Montag, 28. September 2009

IRAN: Was geschah im Iran?

Die wahrscheinlich gefälschten Wahlen in Iran haben die innenpolitische
Lage in der Islamischen Republik insofern geklärt, als sie die Standpukte der politischen Kräfte sehr klar umrissen haben. Seitdem diese bekannt sind, vor den Wahlen waren sie eher verschleiert, kann man sich auch ein Bild davon machen, was die führenden Kräfte denken; in anderen Worten, wie sie ihre eigene Lage und Aussichten einschätzen und welche ihre wichtigsten Ängste sind.


Es war in erster Linie der Herrschende Gottesgelehrte, Khamenei, der vor den Wahlen darauf bedacht war, seine eigene Meinung zurückzuhalten und die bestehenden Kräfte gegeneinander auszuspielen. Dies gewiss in der Absicht, seine eigene dominierende Position zu behaupten und womöglich weiter auszubauen. So kam es vor, dass Khamenei Präsident Ahmedinejad leicht tadelte und sich von ihm zu distanzieren schien.
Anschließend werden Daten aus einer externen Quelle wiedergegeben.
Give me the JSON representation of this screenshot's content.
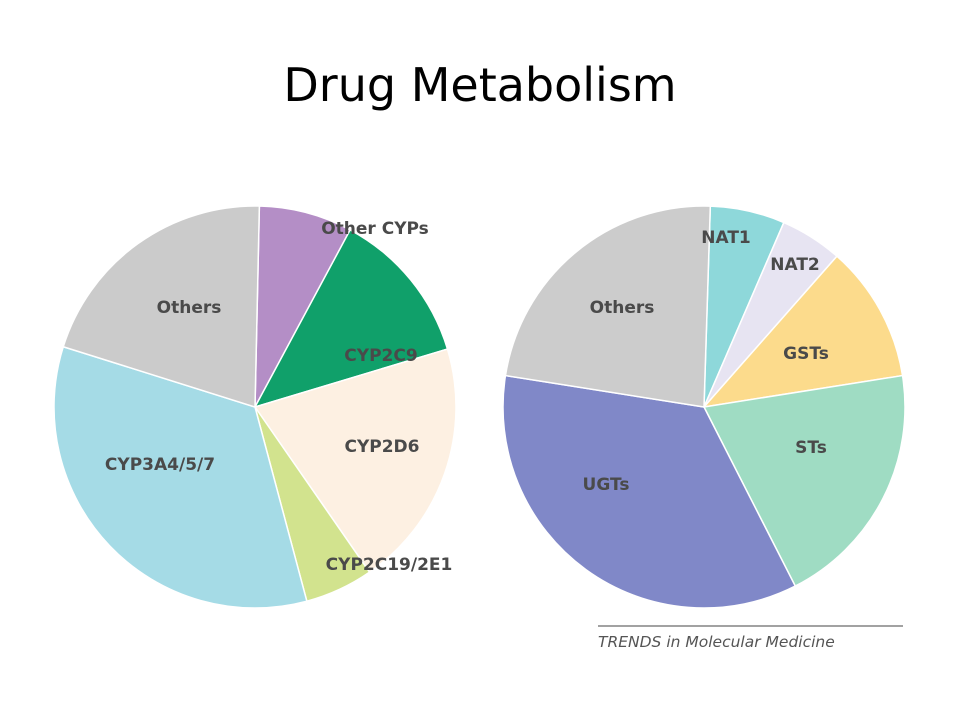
{
  "slide": {
    "title": "Drug Metabolism",
    "source": "TRENDS in Molecular Medicine"
  },
  "chart_data": [
    {
      "type": "pie",
      "title": "",
      "slices": [
        {
          "label": "Other CYPs",
          "value": 7.5,
          "color": "#b48ec6"
        },
        {
          "label": "CYP2C9",
          "value": 12.5,
          "color": "#10a06a"
        },
        {
          "label": "CYP2D6",
          "value": 20,
          "color": "#fdf0e2"
        },
        {
          "label": "CYP2C19/2E1",
          "value": 5.5,
          "color": "#d2e38e"
        },
        {
          "label": "CYP3A4/5/7",
          "value": 34,
          "color": "#a5dbe6"
        },
        {
          "label": "Others",
          "value": 20.5,
          "color": "#cbcbcb"
        }
      ]
    },
    {
      "type": "pie",
      "title": "",
      "slices": [
        {
          "label": "NAT1",
          "value": 6,
          "color": "#8ed8da"
        },
        {
          "label": "NAT2",
          "value": 5,
          "color": "#e7e4f2"
        },
        {
          "label": "GSTs",
          "value": 11,
          "color": "#fcdb8c"
        },
        {
          "label": "STs",
          "value": 20,
          "color": "#9fdcc3"
        },
        {
          "label": "UGTs",
          "value": 35,
          "color": "#8088c8"
        },
        {
          "label": "Others",
          "value": 23,
          "color": "#cccccc"
        }
      ]
    }
  ]
}
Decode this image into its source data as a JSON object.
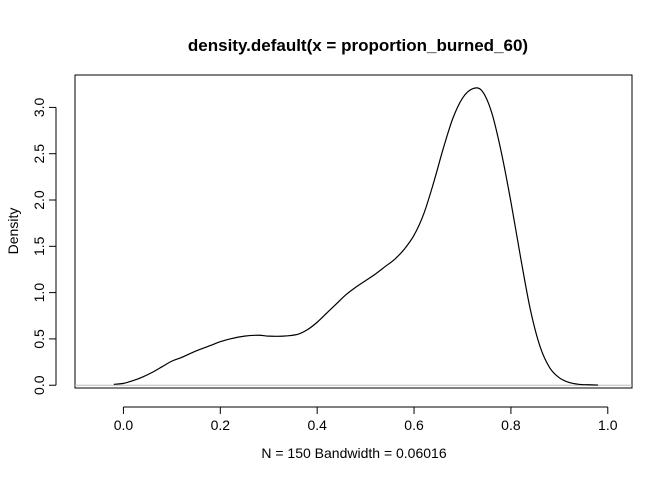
{
  "chart_data": {
    "type": "line",
    "title": "density.default(x = proportion_burned_60)",
    "xlabel": "N = 150   Bandwidth = 0.06016",
    "ylabel": "Density",
    "xlim": [
      -0.1,
      1.05
    ],
    "ylim": [
      -0.03,
      3.35
    ],
    "x_ticks": [
      0.0,
      0.2,
      0.4,
      0.6,
      0.8,
      1.0
    ],
    "x_tick_labels": [
      "0.0",
      "0.2",
      "0.4",
      "0.6",
      "0.8",
      "1.0"
    ],
    "y_ticks": [
      0.0,
      0.5,
      1.0,
      1.5,
      2.0,
      2.5,
      3.0
    ],
    "y_tick_labels": [
      "0.0",
      "0.5",
      "1.0",
      "1.5",
      "2.0",
      "2.5",
      "3.0"
    ],
    "baseline": {
      "y": 0,
      "color": "#bebebe"
    },
    "grid": false,
    "series": [
      {
        "color": "#000000",
        "x": [
          -0.02,
          0.0,
          0.02,
          0.04,
          0.06,
          0.08,
          0.1,
          0.12,
          0.15,
          0.18,
          0.2,
          0.22,
          0.25,
          0.28,
          0.3,
          0.33,
          0.36,
          0.38,
          0.4,
          0.42,
          0.44,
          0.46,
          0.48,
          0.5,
          0.52,
          0.54,
          0.56,
          0.58,
          0.6,
          0.62,
          0.64,
          0.66,
          0.68,
          0.7,
          0.72,
          0.74,
          0.76,
          0.78,
          0.8,
          0.82,
          0.84,
          0.86,
          0.88,
          0.9,
          0.92,
          0.94,
          0.96,
          0.98
        ],
        "y": [
          0.01,
          0.02,
          0.05,
          0.09,
          0.14,
          0.2,
          0.26,
          0.3,
          0.37,
          0.43,
          0.47,
          0.5,
          0.53,
          0.54,
          0.53,
          0.53,
          0.55,
          0.6,
          0.68,
          0.78,
          0.88,
          0.98,
          1.06,
          1.13,
          1.2,
          1.28,
          1.36,
          1.47,
          1.62,
          1.85,
          2.18,
          2.55,
          2.88,
          3.1,
          3.2,
          3.18,
          2.95,
          2.52,
          1.98,
          1.38,
          0.82,
          0.42,
          0.19,
          0.08,
          0.03,
          0.01,
          0.005,
          0.002
        ]
      }
    ]
  }
}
Doch es war auch zu beobachten dass er ihn dann wieder stark unterstützte.

Entscheidungszwang durch die Wahlen

Die Wahlen, so wie sie sich abspielten, haben dann klar gemacht, wo Khamenei in Wirklichkeit stand: nämlich auf Seiten des Präsidenten. – Warum trat er hinter ihn? Entweder, weil er seiner ideologischen, höchst radikalen Linie zustimmte, oder weil er sich gezwungen sah zwischen dem Präsidenten und seinem Lager zu wählen. Das hier angesprochene Lager Ahmedinejads ist primär durch die Revolutionswächter gegeben (englische Abkürzung IRGC). Dass Khamenei sich ideologisch voll mit dem stets radikal ausgerichteten Präsidenten identifizierte, scheint wenig glaubhaft. Schon wegen den Reservationen, die er gelegentlich ihm gegenüber zum Ausdruck brachte, aber auch wegen der sichtbaren Hyperbolik, die dem Präsidenten als sein demagogisch ausgerichtetes Markenzeichen dient. Khamenei ist kein Draufgänger wie „sein“ Präsident.
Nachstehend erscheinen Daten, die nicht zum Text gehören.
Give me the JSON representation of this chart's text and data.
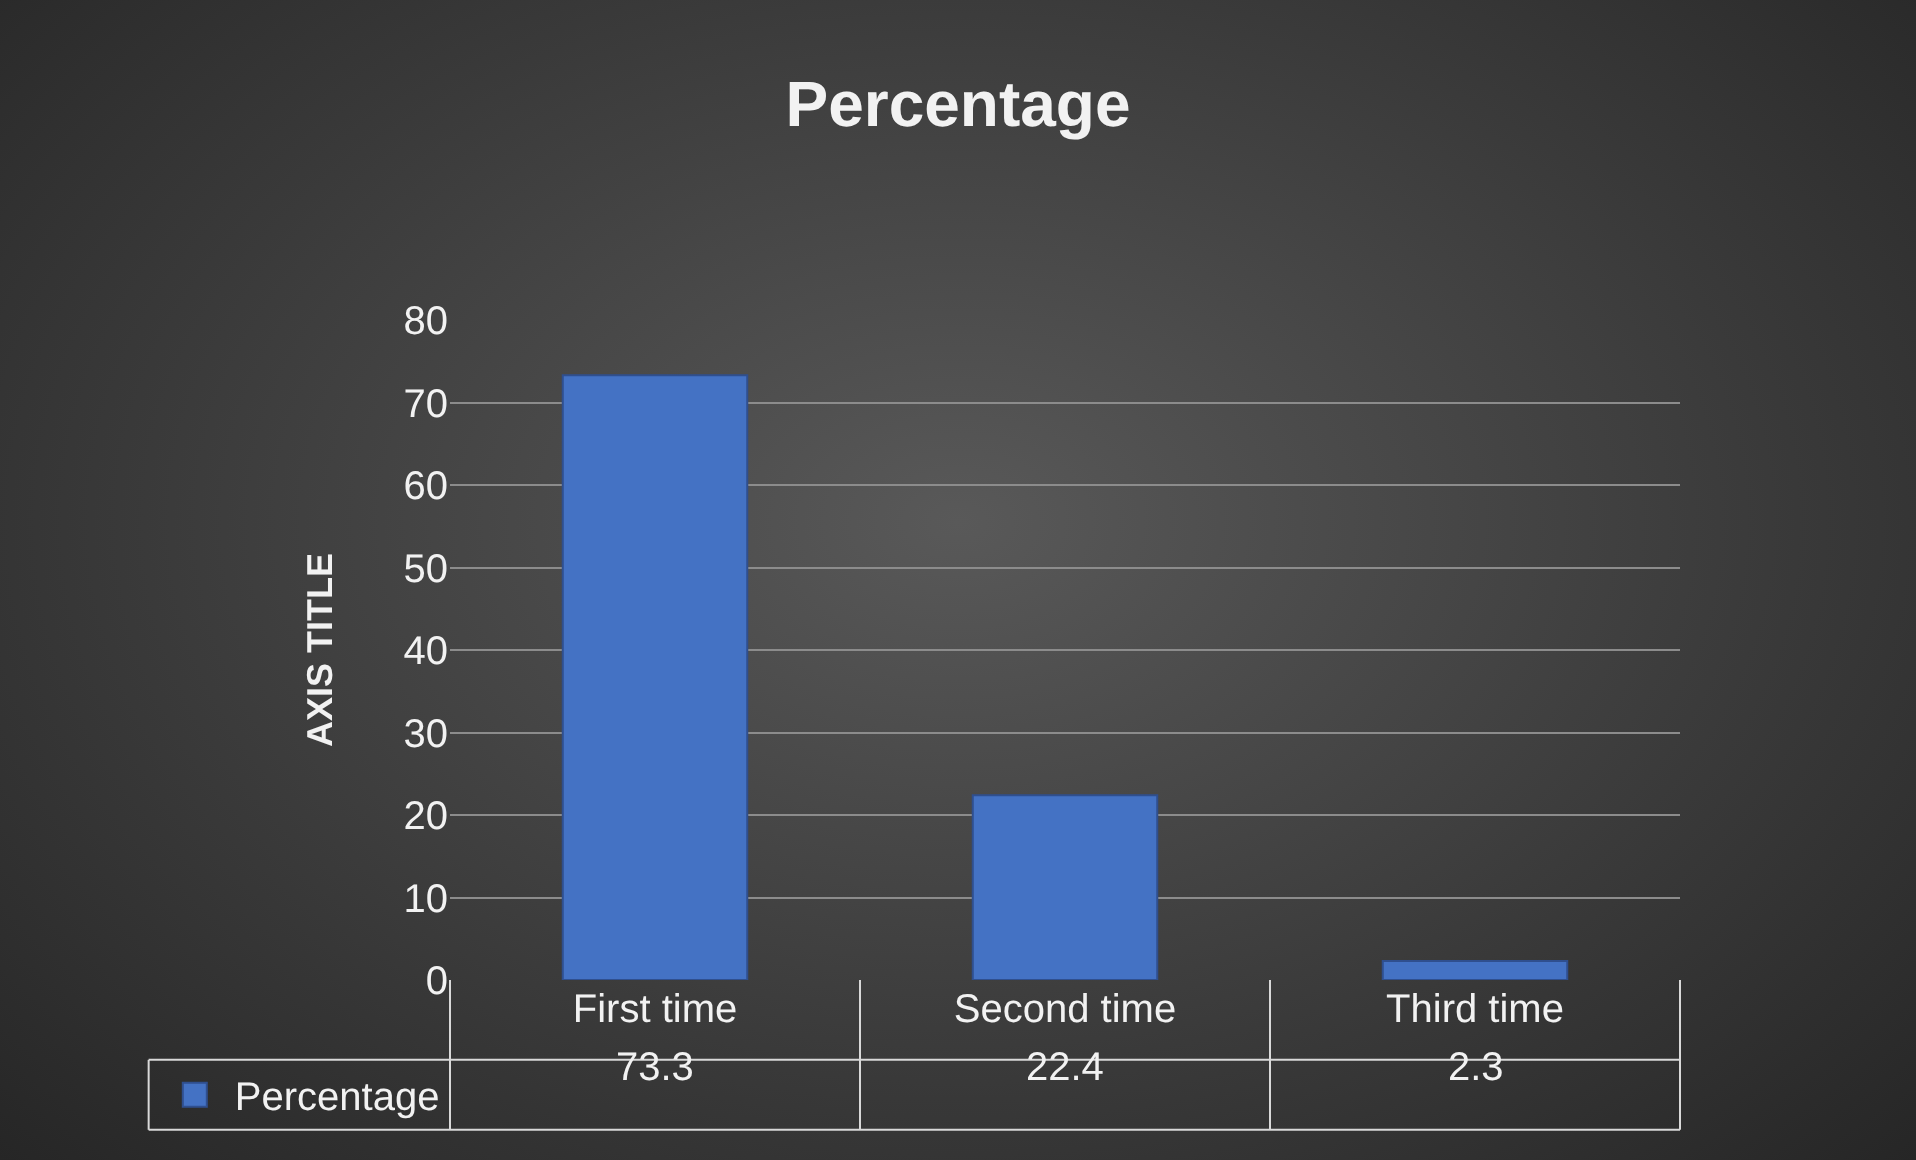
{
  "chart_data": {
    "type": "bar",
    "title": "Percentage",
    "ylabel": "AXIS TITLE",
    "categories": [
      "First time",
      "Second time",
      "Third time"
    ],
    "series": [
      {
        "name": "Percentage",
        "color": "#4472c4",
        "values": [
          73.3,
          22.4,
          2.3
        ]
      }
    ],
    "ylim": [
      0,
      80
    ],
    "yticks": [
      0,
      10,
      20,
      30,
      40,
      50,
      60,
      70,
      80
    ],
    "grid": "y",
    "legend": "bottom left",
    "data_labels": true
  }
}
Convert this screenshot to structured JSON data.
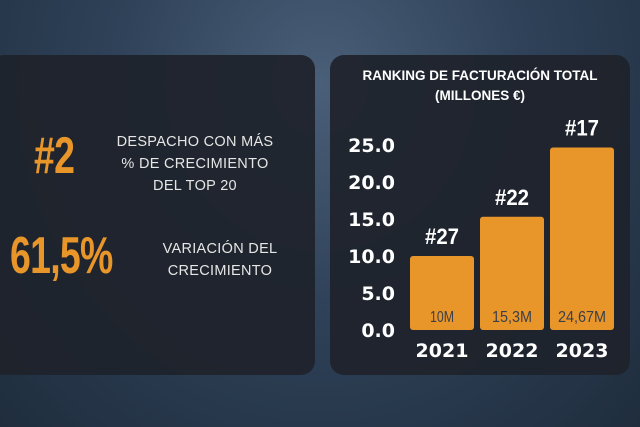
{
  "stats": [
    {
      "value": "#2",
      "label_lines": [
        "DESPACHO CON MÁS",
        "% DE CRECIMIENTO",
        "DEL TOP 20"
      ]
    },
    {
      "value": "61,5%",
      "label_lines": [
        "VARIACIÓN DEL",
        "CRECIMIENTO"
      ]
    }
  ],
  "colors": {
    "bar": "#e8962a",
    "panel": "#1e222b",
    "accent": "#e8962a"
  },
  "chart_data": {
    "type": "bar",
    "title": "RANKING DE FACTURACIÓN TOTAL",
    "subtitle": "(MILLONES €)",
    "categories": [
      "2021",
      "2022",
      "2023"
    ],
    "values": [
      10,
      15.3,
      24.67
    ],
    "value_labels": [
      "10M",
      "15,3M",
      "24,67M"
    ],
    "rank_labels": [
      "#27",
      "#22",
      "#17"
    ],
    "yticks": [
      "0.0",
      "5.0",
      "10.0",
      "15.0",
      "20.0",
      "25.0"
    ],
    "ylim": [
      0,
      25
    ],
    "grid": false
  }
}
Die Angst vor der Gegenrevolution

Wenn die zweite Alternative zutrifft, muss man sich fragen, was Khamenei bewogen hat, die Seite des Präsidenten, und der hinter ihm stehenden Revolutionswächter, zu ergreifen. Der wichtigste Erklärungsansatz liegt wahrscheinlich im Bereich der iranischen Innenpolitik. Wer das Geschehen in Iran zurückverfolgt, erkennt leicht, dass die Unruhen vom Juli 1999 einen Wendepunkt darstellten. Der vorausgegangene Sieg des Reformkandidaten, Präsident Khatami, in den Präsidentenwahlen mit über 60 % aller Stimmen, kombiniert mit den Studentendemonstrationen, an denen sich auch die Stadtbevölkerung von Teheran zu beteiligen begann, muss den eigentlichen Machthabern, - Khamenei, Revolutionsgarden und Sicherheitskräften, sowie konservativen Islamischen Radikalen, damals voll solidarisch mit Khamenei--, klar gemacht haben, dass sie den Wahlen und den sich durch sie manifestiereden Wünschen der Mehrheit der Bevölkerung nicht mehr freien Lauf gewähren konnten, wenn sie ihre Machtposition bewahren wollten.
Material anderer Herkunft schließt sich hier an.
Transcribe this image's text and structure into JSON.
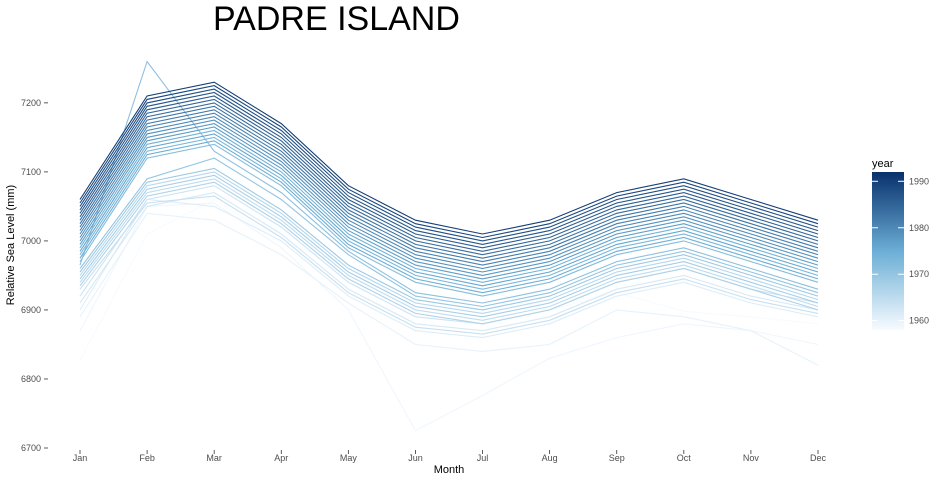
{
  "chart_data": {
    "type": "line",
    "title": "PADRE ISLAND",
    "xlabel": "Month",
    "ylabel": "Relative Sea Level (mm)",
    "categories": [
      "Jan",
      "Feb",
      "Mar",
      "Apr",
      "May",
      "Jun",
      "Jul",
      "Aug",
      "Sep",
      "Oct",
      "Nov",
      "Dec"
    ],
    "ylim": [
      6700,
      7265
    ],
    "yticks": [
      6700,
      6800,
      6900,
      7000,
      7100,
      7200
    ],
    "grid": false,
    "legend": {
      "title": "year",
      "position": "right",
      "range": [
        1958,
        1992
      ],
      "ticks": [
        1960,
        1970,
        1980,
        1990
      ],
      "low_color": "#f7fbff",
      "high_color": "#08306b"
    },
    "series": [
      {
        "year": 1958,
        "values": [
          6827,
          7010,
          7060,
          6998,
          6965,
          6901,
          6930,
          6900,
          6925,
          6898,
          6890,
          6880
        ]
      },
      {
        "year": 1959,
        "values": [
          6870,
          7050,
          7055,
          6990,
          6900,
          6725,
          6776,
          6830,
          6860,
          6880,
          6870,
          6850
        ]
      },
      {
        "year": 1960,
        "values": [
          6890,
          7040,
          7030,
          6980,
          6910,
          6850,
          6840,
          6850,
          6900,
          6890,
          6870,
          6820
        ]
      },
      {
        "year": 1961,
        "values": [
          6900,
          7060,
          7050,
          7000,
          6920,
          6870,
          6860,
          6880,
          6920,
          6940,
          6910,
          6890
        ]
      },
      {
        "year": 1962,
        "values": [
          6910,
          7050,
          7070,
          7010,
          6930,
          6880,
          6870,
          6890,
          6930,
          6950,
          6920,
          6900
        ]
      },
      {
        "year": 1963,
        "values": [
          6920,
          7060,
          7080,
          7020,
          6940,
          6890,
          6880,
          6900,
          6940,
          6960,
          6930,
          6910
        ]
      },
      {
        "year": 1964,
        "values": [
          6930,
          7055,
          7065,
          7005,
          6925,
          6875,
          6865,
          6885,
          6925,
          6945,
          6915,
          6895
        ]
      },
      {
        "year": 1965,
        "values": [
          6940,
          7070,
          7090,
          7030,
          6950,
          6900,
          6885,
          6905,
          6945,
          6965,
          6935,
          6905
        ]
      },
      {
        "year": 1966,
        "values": [
          6950,
          7080,
          7100,
          7040,
          6960,
          6910,
          6895,
          6915,
          6955,
          6975,
          6945,
          6915
        ]
      },
      {
        "year": 1967,
        "values": [
          6935,
          7065,
          7085,
          7025,
          6945,
          6895,
          6880,
          6900,
          6940,
          6960,
          6930,
          6900
        ]
      },
      {
        "year": 1968,
        "values": [
          6945,
          7075,
          7095,
          7035,
          6955,
          6905,
          6890,
          6910,
          6950,
          6970,
          6940,
          6910
        ]
      },
      {
        "year": 1969,
        "values": [
          6955,
          7085,
          7105,
          7045,
          6965,
          6915,
          6900,
          6920,
          6960,
          6980,
          6950,
          6920
        ]
      },
      {
        "year": 1970,
        "values": [
          6960,
          7090,
          7120,
          7060,
          6980,
          6920,
          6905,
          6925,
          6965,
          6985,
          6955,
          6925
        ]
      },
      {
        "year": 1971,
        "values": [
          6965,
          7260,
          7130,
          7070,
          6985,
          6925,
          6910,
          6930,
          6970,
          6990,
          6960,
          6930
        ]
      },
      {
        "year": 1972,
        "values": [
          6970,
          7120,
          7140,
          7080,
          6990,
          6940,
          6920,
          6940,
          6980,
          7000,
          6970,
          6940
        ]
      },
      {
        "year": 1973,
        "values": [
          6980,
          7130,
          7150,
          7090,
          7000,
          6950,
          6930,
          6950,
          6990,
          7010,
          6980,
          6950
        ]
      },
      {
        "year": 1974,
        "values": [
          6990,
          7140,
          7160,
          7100,
          7010,
          6960,
          6940,
          6960,
          7000,
          7020,
          6990,
          6960
        ]
      },
      {
        "year": 1975,
        "values": [
          6975,
          7125,
          7145,
          7085,
          6995,
          6945,
          6925,
          6945,
          6985,
          7005,
          6975,
          6945
        ]
      },
      {
        "year": 1976,
        "values": [
          6985,
          7135,
          7155,
          7095,
          7005,
          6955,
          6935,
          6955,
          6995,
          7015,
          6985,
          6955
        ]
      },
      {
        "year": 1977,
        "values": [
          6995,
          7145,
          7165,
          7105,
          7015,
          6965,
          6945,
          6965,
          7005,
          7025,
          6995,
          6965
        ]
      },
      {
        "year": 1978,
        "values": [
          7000,
          7150,
          7170,
          7110,
          7020,
          6970,
          6950,
          6970,
          7010,
          7030,
          7000,
          6970
        ]
      },
      {
        "year": 1979,
        "values": [
          7005,
          7155,
          7175,
          7115,
          7025,
          6975,
          6955,
          6975,
          7015,
          7035,
          7005,
          6975
        ]
      },
      {
        "year": 1980,
        "values": [
          7010,
          7160,
          7180,
          7120,
          7030,
          6980,
          6960,
          6980,
          7020,
          7040,
          7010,
          6980
        ]
      },
      {
        "year": 1981,
        "values": [
          7015,
          7165,
          7185,
          7125,
          7035,
          6985,
          6965,
          6985,
          7025,
          7045,
          7015,
          6985
        ]
      },
      {
        "year": 1982,
        "values": [
          7020,
          7170,
          7190,
          7130,
          7040,
          6990,
          6970,
          6990,
          7030,
          7050,
          7020,
          6990
        ]
      },
      {
        "year": 1983,
        "values": [
          7025,
          7175,
          7195,
          7135,
          7045,
          6995,
          6975,
          6995,
          7035,
          7055,
          7025,
          6995
        ]
      },
      {
        "year": 1984,
        "values": [
          7030,
          7180,
          7200,
          7140,
          7050,
          7000,
          6980,
          7000,
          7040,
          7060,
          7030,
          7000
        ]
      },
      {
        "year": 1985,
        "values": [
          7035,
          7185,
          7205,
          7145,
          7055,
          7005,
          6985,
          7005,
          7045,
          7065,
          7035,
          7005
        ]
      },
      {
        "year": 1986,
        "values": [
          7040,
          7190,
          7210,
          7150,
          7060,
          7010,
          6990,
          7010,
          7050,
          7070,
          7040,
          7010
        ]
      },
      {
        "year": 1987,
        "values": [
          7045,
          7195,
          7215,
          7155,
          7065,
          7015,
          6995,
          7015,
          7055,
          7075,
          7045,
          7015
        ]
      },
      {
        "year": 1988,
        "values": [
          7050,
          7200,
          7220,
          7160,
          7070,
          7020,
          7000,
          7020,
          7060,
          7080,
          7050,
          7020
        ]
      },
      {
        "year": 1989,
        "values": [
          7055,
          7205,
          7225,
          7165,
          7075,
          7025,
          7005,
          7025,
          7065,
          7085,
          7055,
          7025
        ]
      },
      {
        "year": 1990,
        "values": [
          7060,
          7210,
          7230,
          7170,
          7080,
          7030,
          7010,
          7030,
          7070,
          7090,
          7060,
          7030
        ]
      }
    ]
  }
}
Sie hatten natürlich kein Interesse daran, diese Erkenntnis öffentlich zu proklamieren. Doch die Massnahmen, die sie trafen, sprachen für sich. Khamenei persönlich schränkte die Handlungsspielräume der Parlamentarier ein. Die von ihm indirekt ernannten und ausgewählten Richter schritten systematisch gegen die Pressefreiheit ein, die Präsident Khatami zu fördern suchte. Die Parlamentswahlen von Februar 2000 führten nocheinmal zu einem Sieg der Reformwilligen und auch Khatami wurde im Juni 2001 wiedergewählt. Im Juni 2003 gab es nochmals Studentendemonstrationen. Doch die Parlamentswahlen von 2004 wurden massiv „gesteuert“, indem die Vorauswahl der Kandidaten viel riguroser als je zuvor eine gewaltige Zahl von Reformkandidaten ausschaltete. Es gab neben den gerichtlichen noch andere weniger institutionelle Massnahmen, die auch zur Niederhaltung des auf Reform hoffenden Volkswillens beitrugen, etwa die massiven Drohungen, die Kommandanten der Revolutionswächter – natürlich völlig straflos - gegen Präsident Khatami und die hervorragendsten unter den Reformpolitikern ausstiessen. Sowie die Mordaktionen und die Verfolgungen, denen einige von ihnen schon damals durch Sicherheitsdienste und Geheimdienstagenten ausgesetzt waren.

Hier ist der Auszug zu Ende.